One reason for that according to James Kingery, director of marketing for Richmond American, is a lot of buyers don’t want to wait for a home to be remodeled to their liking but instead purchase a new home that can be built in five to six months at the most.

Toll Brothers

Colleen McCullough, Toll Brothers’ division vice president of sales and customer experience, said sales slowed in April after the state lockdown, but by May, deposits surpassed the same period in 2019.

“You’re looking at a very fast recovery from the pandemic striking, and now every week we’re hitting numbers that are unbelievably respectable since this is July and now August,” McCullough said. “It’s been an phenomenal recovery.”

McCullough said the COVID-19 crisis has people spending more time in their homes working and finding out what dissatisfies them and what they wanted to change. Many want two offices.

“It really ignited people, and they wanted to change their lives as things started opening up again,” McCullough said.

Mesa Ridge in Summerlin is Toll Brothers’ top-selling luxury community. It has homes that range from $1.2 million to $2.5 million to $3 million, and Smith said it’s averaging about seven sales a month since it opened in January 2019.

“We’re selling like crazy in Mesa Ridge,” McCullough said. “The architecture is extraordinary and brings that whole California vibe.”

Mesa Ridge with 300 acres has sold 117 homes out of 191. Toll is about to open models for larger one-story and two-story homes in September, McCullough said.

“When Toll opens models, you will see a major influx in sales,” McCullough said. “We’ve already done some greater numbers before getting there.”

Mesa Ridge was designed as a country club without a golf course and has a beautiful street scene, McCullough said.

“It’s a guard-gated community with exclusivity that we haven’t seen in the valley in a long time,” she added. “We were able to fulfill those large move-up families looking for the new modern contemporary design. We have an amenity (in the clubhouse with a pool and outdoor pit area) that gives the feel of a country club without the golf membership. You have the fitness, outdoor activities and kitchen facilities and the ability to throw parties.”

The clubhouse is outfitted with lockers so people can have groceries delivered and refrigerated while people are at work. Homes are being outfitted to securely accept packages when people aren’t there, she said.

“It’s like having your own private post box at your house, and you never have to worry about anybody taking your package,” McCullough said.

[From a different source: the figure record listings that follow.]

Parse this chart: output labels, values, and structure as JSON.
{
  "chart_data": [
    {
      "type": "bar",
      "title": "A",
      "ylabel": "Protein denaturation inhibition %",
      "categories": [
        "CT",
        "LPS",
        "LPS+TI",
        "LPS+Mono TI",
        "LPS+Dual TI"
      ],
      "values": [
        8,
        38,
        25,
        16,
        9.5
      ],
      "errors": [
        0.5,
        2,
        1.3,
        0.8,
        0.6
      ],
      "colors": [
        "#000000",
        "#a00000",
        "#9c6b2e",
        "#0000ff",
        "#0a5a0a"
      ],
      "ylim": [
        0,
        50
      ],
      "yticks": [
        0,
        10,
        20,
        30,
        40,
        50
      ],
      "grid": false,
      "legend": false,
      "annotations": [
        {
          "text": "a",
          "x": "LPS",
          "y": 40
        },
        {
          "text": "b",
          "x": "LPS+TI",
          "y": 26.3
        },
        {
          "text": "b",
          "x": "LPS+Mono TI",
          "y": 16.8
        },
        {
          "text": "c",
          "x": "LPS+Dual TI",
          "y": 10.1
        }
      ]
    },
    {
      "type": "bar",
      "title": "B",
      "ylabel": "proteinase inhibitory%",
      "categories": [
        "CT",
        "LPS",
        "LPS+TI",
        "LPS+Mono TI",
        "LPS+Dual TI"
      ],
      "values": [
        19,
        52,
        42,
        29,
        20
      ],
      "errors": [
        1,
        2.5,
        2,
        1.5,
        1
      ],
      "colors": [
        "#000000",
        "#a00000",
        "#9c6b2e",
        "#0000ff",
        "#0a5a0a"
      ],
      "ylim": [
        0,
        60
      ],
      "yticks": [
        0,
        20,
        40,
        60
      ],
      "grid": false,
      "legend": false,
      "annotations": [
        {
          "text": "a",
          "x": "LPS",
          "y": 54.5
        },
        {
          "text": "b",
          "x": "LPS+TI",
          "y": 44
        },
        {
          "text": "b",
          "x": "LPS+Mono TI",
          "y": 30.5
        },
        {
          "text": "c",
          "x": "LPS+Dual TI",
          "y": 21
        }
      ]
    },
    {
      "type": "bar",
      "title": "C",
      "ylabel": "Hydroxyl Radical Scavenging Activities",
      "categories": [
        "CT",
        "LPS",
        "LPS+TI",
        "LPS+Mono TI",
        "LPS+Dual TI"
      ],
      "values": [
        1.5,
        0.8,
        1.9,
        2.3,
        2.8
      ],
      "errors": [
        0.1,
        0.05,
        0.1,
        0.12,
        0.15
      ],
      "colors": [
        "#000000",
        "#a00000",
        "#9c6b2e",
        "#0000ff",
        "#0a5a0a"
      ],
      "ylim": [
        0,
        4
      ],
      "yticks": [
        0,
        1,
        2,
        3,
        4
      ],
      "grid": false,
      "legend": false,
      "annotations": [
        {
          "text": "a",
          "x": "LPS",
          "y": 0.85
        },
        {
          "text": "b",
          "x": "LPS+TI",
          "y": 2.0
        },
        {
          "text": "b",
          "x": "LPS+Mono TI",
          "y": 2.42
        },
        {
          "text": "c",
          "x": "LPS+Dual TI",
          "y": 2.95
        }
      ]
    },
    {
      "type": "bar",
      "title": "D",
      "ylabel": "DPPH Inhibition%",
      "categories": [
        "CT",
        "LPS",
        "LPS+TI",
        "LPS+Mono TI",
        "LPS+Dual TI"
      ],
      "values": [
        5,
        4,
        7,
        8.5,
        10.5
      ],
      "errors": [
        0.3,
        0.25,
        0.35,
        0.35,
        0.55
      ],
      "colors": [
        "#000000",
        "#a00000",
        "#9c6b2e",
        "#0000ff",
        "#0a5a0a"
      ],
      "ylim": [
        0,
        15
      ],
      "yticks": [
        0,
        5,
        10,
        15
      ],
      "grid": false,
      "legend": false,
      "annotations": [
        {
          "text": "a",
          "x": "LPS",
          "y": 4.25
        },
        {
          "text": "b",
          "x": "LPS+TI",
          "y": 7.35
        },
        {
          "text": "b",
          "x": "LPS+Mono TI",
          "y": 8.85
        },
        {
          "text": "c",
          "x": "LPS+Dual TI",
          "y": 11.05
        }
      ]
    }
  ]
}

Toll Brothers has other luxury communities, including Shadow Point, Ironwood and Granite Heights. It recently opened a community in the northwest valley on half-acre lots called Lusitano Ranch with prices that reach $1 million.

McCullough said her sales team has talked with prospective buyers who are renovating their existing homes so they can sell them and buy new ones.

“That influence right there may prolong the selling season into the fall,” McCullough said. “We are all marveling at what is going on,” she said. “The indicators and trends showing that people recognize the value of buying right now, and that is going to take us through the end of the year. Whether it continues at the same rate, we don’t know.”

Randy Char, the broker and owner of Char Luxury Real Estate, said he expects the strong sales to continue. He has represented seven buyers in 2020 who bought in Mesa Ridge who see the value of production homes at $1 million with options and custom-home looks.

Char is one of those people who are under contract to buy in the community: a 5,000-square-foot, two-story home with 25-foot ceilings and five bedrooms for more than $1.5 million once the pool is installed. He lives in Red Rock Country Club but said he wanted a larger home.

Char said the community is attracting business owners and executives and doctors. They aren’t interested in existing homes because they want a more modern look.